Siamo stati accolti da una quantità di macchine impressionante: le auto erano ovunque, le uscite delle rotonde erano mimetizzate nel caos e i poliziotti guardavano il disordine, inermi.

Quei pochi cartelli presenti nella periferia della città non facevano altro che confonderci, Google Maps segnava strade che non esistevano e il nostro senso dell’orientamento era sparito insieme alle nostre parole.

Guardavamo quello che avevamo intorno, tra il divertito e lo spaventato, senza emettere una parola…

Dopo alcuni giri sempre nella stessa rotonda, che una giostra ci avrebbe fatto un baffo, abbiamo imboccato una strada, sperando nella buona sorte.

Il puntino segnato su Google Maps era lì, vicinissimo a noi, ma apparentemente irraggiungibile!

Ma siamo sopravvissuti!

Dopo aver consumato l’asfalto albanese nei dintorni dell’ostello, abbiamo trovato un parcheggio e abbiamo raggiunto a piedi la nostra meta, scoprendola vicinissima e sulla Piazza principale della città: Sheshi Liria.

Il dedalo di strade di Durazzo aveva ingannato noi e Google Maps, sfinendoci!

 

VACANZE A DURAZZO

Durazzo, Durrës in albanese, è uno dei porti più importanti dell’Albania e uno dei maggiori centri dei Balcani grazie all’importanza dei suoi traffici commerciali internazionali.

 

UN PO’ DI STORIA

Durazzo, come la maggior parte delle città albanesi, fu colonia degli Illiri.

La città, però, acquista la sua vera importanza in epoca romana, quando la sua posizione acquista una valenza strategica e il suo porto una diventa una porta sui Balcani.

Dalla città partiva la Via Egnatia che collegava Durazzo ed Apollonia a Costantinopoli e che era il logico proseguimento nei Balcani della Via Appia, strada che connetteva Roma a Brindisi.

La storia di Durazzo è una storia lunga e tormentata.

La città passò sotto il dominio di vari conquistatori: dai Bizantini ai Normanni, dai Veneziani agli Angiò, per poi ritornare sotto il dominio veneziano sino al 1501, quando la città cadde in mano turca.

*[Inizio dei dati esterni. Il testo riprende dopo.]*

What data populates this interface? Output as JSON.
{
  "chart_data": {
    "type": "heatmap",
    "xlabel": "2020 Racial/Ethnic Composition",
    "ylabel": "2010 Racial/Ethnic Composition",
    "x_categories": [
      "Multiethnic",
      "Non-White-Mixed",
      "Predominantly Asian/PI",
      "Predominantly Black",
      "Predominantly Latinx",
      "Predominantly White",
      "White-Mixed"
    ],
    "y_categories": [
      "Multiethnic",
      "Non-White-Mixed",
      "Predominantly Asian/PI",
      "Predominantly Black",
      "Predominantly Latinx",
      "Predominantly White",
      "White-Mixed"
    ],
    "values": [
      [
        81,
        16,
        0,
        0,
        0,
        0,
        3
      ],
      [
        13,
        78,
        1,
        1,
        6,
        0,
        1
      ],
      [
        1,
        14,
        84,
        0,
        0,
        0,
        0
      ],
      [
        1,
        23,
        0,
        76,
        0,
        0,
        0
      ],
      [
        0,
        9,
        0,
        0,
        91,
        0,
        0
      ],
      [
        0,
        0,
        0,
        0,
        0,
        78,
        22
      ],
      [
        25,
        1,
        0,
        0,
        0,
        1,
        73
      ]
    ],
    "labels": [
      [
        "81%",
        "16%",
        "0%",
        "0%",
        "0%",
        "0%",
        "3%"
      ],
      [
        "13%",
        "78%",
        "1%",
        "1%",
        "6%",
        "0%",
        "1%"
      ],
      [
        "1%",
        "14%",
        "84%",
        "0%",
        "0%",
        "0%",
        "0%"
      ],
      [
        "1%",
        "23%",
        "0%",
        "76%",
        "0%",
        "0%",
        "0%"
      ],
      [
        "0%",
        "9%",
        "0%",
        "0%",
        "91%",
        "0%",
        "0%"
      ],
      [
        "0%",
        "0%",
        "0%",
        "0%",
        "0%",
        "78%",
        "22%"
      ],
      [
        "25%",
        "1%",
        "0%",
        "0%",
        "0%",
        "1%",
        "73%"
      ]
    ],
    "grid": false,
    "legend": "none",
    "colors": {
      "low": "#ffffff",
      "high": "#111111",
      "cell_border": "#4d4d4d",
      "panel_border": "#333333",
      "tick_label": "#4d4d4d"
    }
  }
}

Dal dopoguerra, dopo l’occupazione dei fascisti italiani e poi in seguito, dopo la caduta del regime comunista albanese, la città vive in un grande momento di sviluppo urbano e sociale.

 

COSA FARE E COSA VEDERE A DURAZZO

A Durazzo abbiamo incontrato tutti i turisti che non avevamo incrociato fino a quel momento nelle altre città visitate in Albania.

I traghetti che collegano l’Italia al Paese delle Aquile, infatti, approdano principalmente in questa città.

A Durazzo, in realtà, non c’è molto da vedere e da visitare.

 

1. L’Anfiteatro di Durazzo e il Museo Archeologico

L’Anfiteatro noi lo abbiamo visto da fuori, mentre, purtroppo, non abbiamo avuto il tempo di visitare il Museo Archeologico.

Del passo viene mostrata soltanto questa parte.